Пословицу насчет ложки дегтя в бочке меда Игорь вспомнил на следующее утро по пути на завод. Он удивился тому, как недолговечна радость от собственных достижений. Долг совести, который надлежало выполнить, словно ветер, оголяющий одуванчик, сдул с Игоря все удовольствие. Вот идет он на завод победителем. Несет в боковом кармане пиджака сложенные пополам листы с материалом о кузнеце Поликарпове. Сильное получилось интервью! Когда писал его, представлялось, будто уполномочен всеми работающими на заводе сверстниками задать наболевшие вопросы о работе и жизни вообще представителю старшего поколения. Правда, немножко тревожила мысль о том, что очерк-то у него все же не получился. Но разве острое, с живыми проблемами интервью не стоит очерка!.. Короче говоря, в победе, то есть в скором перемещении на работу в редакцию заводской многотиражки, Игорь совершенно не сомневался.
Зато под мышкой он нес легонький и небольшой газетный сверток, но казался этот груз тяжеленным.
Получив его от Зои, подержав в руках (разворачивать ради любопытства показалось неприличным), все-таки прощупав его, Игорь обнаружил проступавшую под газетой пушечку – и сразу обо всем догадался. Ведь сам же примерно месяц тому назад передавал Зое бронетранспортер из пластмассы – подарок Коршункова.
Игорь знал, что Коршунков помирился с матерью и вернулся домой. Знал, что отношения между Сергеем и Зоей усложнились. Знал и об удаче Зои – ее перевели на непыльную, как говорится, работу. Но, замороченный своими делами, он не задумался тогда, что уход Зои из цеха не так уж случаен. Зато теперь победный настрой Игоря омрачался мыслью о предстоящем разговоре с Коршунковым.
Лицо у Коршункова (он сам подошел к Игорю, пригласил на перекур) было спокойным и даже чуть-чуть усталым; он показался теперь старше своих двадцати четырех лет, казался человеком вполне зрелым, уверенным и слегка разочарованным в других людях.
– Сколько же тебе в газете будут платить? – поинтересовался Коршунков.
– Не знаю, – смущенно сказал Игорь. Он действительно не знал и стеснялся спросить об этом в редакции.

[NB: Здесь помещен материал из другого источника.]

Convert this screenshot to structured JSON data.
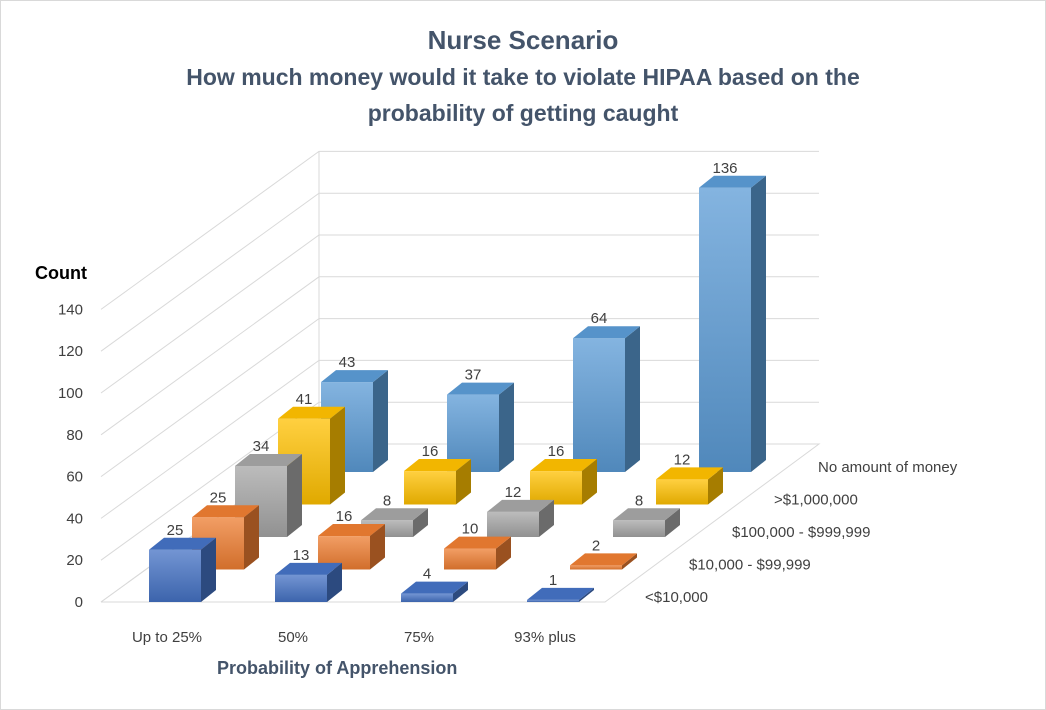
{
  "chart_data": {
    "type": "bar",
    "subtype": "3d-column",
    "title": "Nurse Scenario",
    "subtitle_lines": [
      "How much money would it take to violate HIPAA based on the",
      "probability of getting caught"
    ],
    "xlabel": "Probability of Apprehension",
    "ylabel": "Count",
    "ylim": [
      0,
      140
    ],
    "yticks": [
      0,
      20,
      40,
      60,
      80,
      100,
      120,
      140
    ],
    "categories": [
      "Up to 25%",
      "50%",
      "75%",
      "93% plus"
    ],
    "series": [
      {
        "name": "<$10,000",
        "values": [
          25,
          13,
          4,
          1
        ],
        "color": "#4472c4"
      },
      {
        "name": "$10,000 - $99,999",
        "values": [
          25,
          16,
          10,
          2
        ],
        "color": "#ed7d31"
      },
      {
        "name": "$100,000 - $999,999",
        "values": [
          34,
          8,
          12,
          8
        ],
        "color": "#a5a5a5"
      },
      {
        "name": ">$1,000,000",
        "values": [
          41,
          16,
          16,
          12
        ],
        "color": "#ffc000"
      },
      {
        "name": "No amount of money",
        "values": [
          43,
          37,
          64,
          136
        ],
        "color": "#5b9bd5"
      }
    ],
    "grid": true,
    "legend": "none",
    "axis_title_color": "#000000",
    "xlabel_color": "#44546a"
  }
}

– Вот так здорово! Переходишь на другую работу, а самого главного не узнал. Мальчишка ты все-таки еще, Игорь. Ну, ничего, скоро повзрослеешь!.. А наставника-то твоего все-таки заело, что первое место не досталось, ты заметил?.. Ну, как же, – уже язвительным тоном продолжал Коршунков, – нынче первым со мной поздоровался. Руку так это официально пожал… Заело, заело! Просто артист, виду не подает. А вот ты присмотрись к нему и заметишь, как он весь… трепещет! Ничего, пусть напрягается! Только я этот флажок, – Коршунков кивнул на висевший над его станками вымпел, – никому не уступлю!.. Прямо так можешь и написать обо мне: место свое никому не уступит! Помнишь, ты хотел обо мне статейку набросать? Вот теперь уже можно. Пусть там, в инструментальном, попрыгают от злости! А то вешали мне всю дорогу лапшу на уши: торопыга, мол, настоящего универсала из тебя не получится… Вот и пусть узнают, что я могу показать, если работа по мне. Как, напишешь заметку?
– Да у меня сейчас есть задание, – сказал Игорь, стараясь не смотреть а глаза Коршункову. – Про Поликарпова должен написать. Ты слышал про такого?
– Слышал, – пренебрежительным тоном, ответил Коршунков. – Ничего, время на меня работает! Еще будет такое, что и меня везде станут показывать! У меня не сорвется, парнишка я четкий!.. Так что имей в виду, корреспондент. Вы ведь нашей славой живете. Вот, значит, дружись со мной, пока другие корреспонденты меня еще не откопали!
Игорь взглянул исподлобья на Коршункова.
– Знаешь, что мне Поликарпов говорил? Он сказал, что если тебе для личных нужд требуется одно ведро воды, то доставать из колодца надо все же два ведра: одно для себя, другое для общества, для народа. И в любой работе главное – не слава для самого себя, а польза для своего народа. Поликарпов считает, что честный труд соединяет каждого человека со своим народом, с историей своей страны, поэтому чувствует себя уверенно только тот, кто с народом прочно связан.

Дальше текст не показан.